Répondant à un appel lancé par Témoignage chrétien, le groupe socialiste au Sénat va formellement demander la création d’une commission d’enquête sur les crimes de pédophilie dans l’Eglise, mardi 9 octobre. Patrick Kanner, chef de file des sénateurs socialistes, en formalisera la demande par courrier dans la journée, a-t-il affirmé au Monde.

Le 30 septembre, l’hebdomadaire catholique lançait une pétition pour demander aux parlementaires de « faire toute la transparence sur les crimes de pédophilie et leur dissimulation dans l’Eglise catholique ». Dans ce texte, les signataires estimaient qu’il appartenait à une commission d’enquête de s’y atteler, car « seule une commission parlementaire a le pouvoir de faire la lumière sur le passé pour éviter qu’il ne se reproduise, en exigeant la communication des archives diocésaines, en interrogeant les acteurs, et en communiquant à la justice les faits dont celle-ci n’aurait pas eu connaissance ».

Parmi les premiers signataires de cet appel figuraient notamment deux sénatrices socialistes : l’ancienne ministre des familles, de l’enfance et des droits des femmes Laurence Rossignol et Marie-Pierre de la Gontrie. Le sujet avait rebondi dans un premier temps à l’Assemblée nationale.
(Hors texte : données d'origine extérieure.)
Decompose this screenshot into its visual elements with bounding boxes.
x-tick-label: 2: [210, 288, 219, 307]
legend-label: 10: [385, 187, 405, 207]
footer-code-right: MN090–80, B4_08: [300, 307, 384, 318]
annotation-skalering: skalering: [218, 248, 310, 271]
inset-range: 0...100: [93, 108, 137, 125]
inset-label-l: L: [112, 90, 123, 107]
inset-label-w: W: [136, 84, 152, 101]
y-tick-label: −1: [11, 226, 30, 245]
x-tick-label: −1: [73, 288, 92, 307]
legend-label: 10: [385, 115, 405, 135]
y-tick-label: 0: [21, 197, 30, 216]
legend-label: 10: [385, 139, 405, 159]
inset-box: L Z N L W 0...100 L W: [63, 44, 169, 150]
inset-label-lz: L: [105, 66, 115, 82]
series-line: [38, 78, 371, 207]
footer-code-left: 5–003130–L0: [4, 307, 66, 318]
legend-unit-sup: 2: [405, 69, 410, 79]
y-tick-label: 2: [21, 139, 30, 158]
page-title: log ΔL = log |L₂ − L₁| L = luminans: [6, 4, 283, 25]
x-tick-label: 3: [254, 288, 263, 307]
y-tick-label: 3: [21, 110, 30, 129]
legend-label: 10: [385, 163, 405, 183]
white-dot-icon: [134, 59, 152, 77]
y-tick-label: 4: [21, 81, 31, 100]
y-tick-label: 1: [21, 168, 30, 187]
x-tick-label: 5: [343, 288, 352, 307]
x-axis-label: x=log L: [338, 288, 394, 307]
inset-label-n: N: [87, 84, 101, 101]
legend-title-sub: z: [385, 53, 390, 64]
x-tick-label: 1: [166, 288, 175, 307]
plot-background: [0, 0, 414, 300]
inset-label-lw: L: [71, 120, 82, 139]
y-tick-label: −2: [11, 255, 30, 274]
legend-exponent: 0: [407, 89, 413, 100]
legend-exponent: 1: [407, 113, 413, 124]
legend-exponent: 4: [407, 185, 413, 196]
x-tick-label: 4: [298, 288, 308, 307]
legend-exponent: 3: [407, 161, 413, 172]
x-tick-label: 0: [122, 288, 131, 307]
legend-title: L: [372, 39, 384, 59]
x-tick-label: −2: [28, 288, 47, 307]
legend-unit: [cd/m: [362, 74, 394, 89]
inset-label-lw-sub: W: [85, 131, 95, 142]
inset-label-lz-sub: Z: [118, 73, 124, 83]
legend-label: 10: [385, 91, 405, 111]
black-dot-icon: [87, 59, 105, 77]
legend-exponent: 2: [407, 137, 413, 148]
Egalement signataire de la pétition, la chef de file des députés socialistes, Valérie Rabault, avait demandé à Richard Ferrand, président de l’institution issu des rangs de Le République en marche, de donner suite à cet appel. Il y avait opposé une fin de non-recevoir. « Que ceux qui lancent ces idées s’en saisissent jusqu’au bout et les mènent jusqu’à leur terme », avait-il lancé invitant les socialistes à utiliser leur « droit de tirage » qui leur permet une fois par an de lancer une commission d’enquête.

« Droit de tirage »

Mais les députés socialistes n’étaient pas unanimes à l’idée d’utiliser ce pouvoir qui ne leur revient qu’une fois par an. Le sujet a donc rebondi au Sénat. Au palais du Luxembourg non plus, l’institution n’a pas souhaité porter elle-même le sujet. Les sénateurs socialistes utiliseront donc leur « droit de tirage » sur ce projet de commission d’enquête portant « sur le traitement des abus sexuels sur mineurs et faits de pédocriminalité commis dans une relation d’autorité au sein de l’Eglise catholique en France », ont-ils décidé.

Le processus n’est toutefois pas clos. La ministre de la justice, Nicole Belloubet, devra dans un premier temps donner son accord. Une commission d’enquête ne peut, en effet, pas travailler sur des faits qui font l’objet de poursuites judiciaires en cours. C’est la raison pour laquelle, dans le cadre de la commission de l’affaire Alexandre Benalla, l’ancien chargé de mission de l’Elysée n’avait pu être interrogé par les sénateurs sur les violences qu’il avait commises place de la Contrescarpe à Paris le 1er-Mai. Si elle voit le jour, la commission d’enquête sur la pédophilie dans l’Eglise ne pourra donc pas aborder des cas actuellement instruits par la justice. « Nous n’enquêterons pas sur les faits, mais sur les dispositifs qui ont permis que des crimes pédophiles ont pu être étouffés par une partie de la hiérarchie de l’Eglise », précise auprès du Monde Patrick Kanner, président du groupe socialiste au Sénat.

La droite et le centre peuvent s’y opposer

Une fois les limites posées par la garde des sceaux, la commission des lois au palais du Luxembourg aura à son tour à se prononcer sur le dessein des socialistes. C’est là que peut résider un ultime obstacle. Dans cette commission siègent en majorité des sénateurs Les Républicains, peu allants quant au projet de Témoignage chrétien. Les centristes eux aussi ont exprimé des réserves. « A titre personnel, je ne pense pas qu’il appartienne au Parlement de s’engager dans une commission d’enquête sur le fonctionnement de l’Eglise catholique. Si on commence à s’ingérer dans les fonctionnements des cultes et de leur organisation, on ne va pas en sortir », a ainsi prévenu le sénateur centriste Hervé Marseille sur Public Sénat.

Ces oppositions politiques pourraient-elles se mettre en travers du chemin des socialistes ? « Les catholiques sont extrêmement favorables à cette démarche », insiste M. Kanner. A l’appui de son argument, le sondage publié dans Le Parisien mardi 9 octobre, affirmant que 87 % des catholiques et même 90 % des pratiquants soutiennent l’initiative de Témoignage chrétien. Si, en général, au nom des droits de l’opposition, les créations de commission d’enquête ne sont pas rejetées, un bras de fer politique devrait néanmoins s’engager dans les couloirs du Sénat ces prochains jours pour que le projet aboutisse.